A local church was a prime candidate for their needs, but it was infested with victims of the virus. They decided to rid the church of its unholy visitors, and use it for their own safe refuge.

However, in the process of clearing out the covey of the dead, Al put down one without a clean head shot, only stunning the beast. The two of them dragged all of the bodies out of the church, and stacked them at the side of the building.

The next morning, while Al was enjoying his breakfast while sitting on the church steps, he was attacked and bitten by the same stunned zombie he thought he had killed the day before.

When Al turned, Russell was forced to stick a butcher knife through his best friends eye socket to destroy his brain, and since then, Russell had become anal retentive about making sure every dead body was truly dead. So he always reminded his men of Al.

"All done boss, one of them, a girl, never was infected, someone just killed her," one of Russell's trusted minions reported.

"These people are a real class act," Russell replied.

"I saw another shadow, well, I didn't really see it, you know, when I turned my head it wasn't there anymore," the man reporting added.

"Just like the night lights, they're there when your eyes are closed, but seem to disappear as soon as you open your eyes, we've all seen them, well almost seen them," Russell acknowledged. "Everybody on the truck!" he yelled.

Once his men were on the truck, Russell tapped on the roof, leaned over to the driver's window and said. "Let's go find out what that smoke is all about."

"We've been tracking them for quite some time, Russell. What are you going to do to them when we catch up to them?" asked Lonnie, Russell's right hand man.

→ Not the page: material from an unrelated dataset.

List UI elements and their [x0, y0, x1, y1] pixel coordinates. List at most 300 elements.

"I'm not sure yet, but if you have a weak stomach you might not want to watch," Russell warned, staring hard into Lonnie's eyes. "Those people, whoever they are, killed my cousin Bobby. That was Bobby's first time out on a retrieval run, and they killed him," Russell stated, as tears began to flood his eyes. "I loved my cousin Bobby, and they're going to pay dearly for what they did."

The ambushers, guided by the rising smoke from the burning carcass of the fake postal worker, found their way to the post office quickly, and seeing the source of the smoke, Russell's blank expression turned to a scowl.

"Here we go again, was this one a zomb? Or did they just kill another citizen?" Russell asked, his body language showing his displeasure.

Lonnie jumped from the truck to check on the burning body.

"It's too burnt to tell boss, could have been a zomb, or maybe not," Lonnie answered, as he dodged the smoke changing directions in the wind.

"Doesn't matter, the same people did this, and we're getting close," Russell said, determined to catch the people that killed his cousin.

"Look at those bicycle's over there, one has blood all over it, I'd say they rode them here after killing the girl we found in the street back there," Lonnie surmised.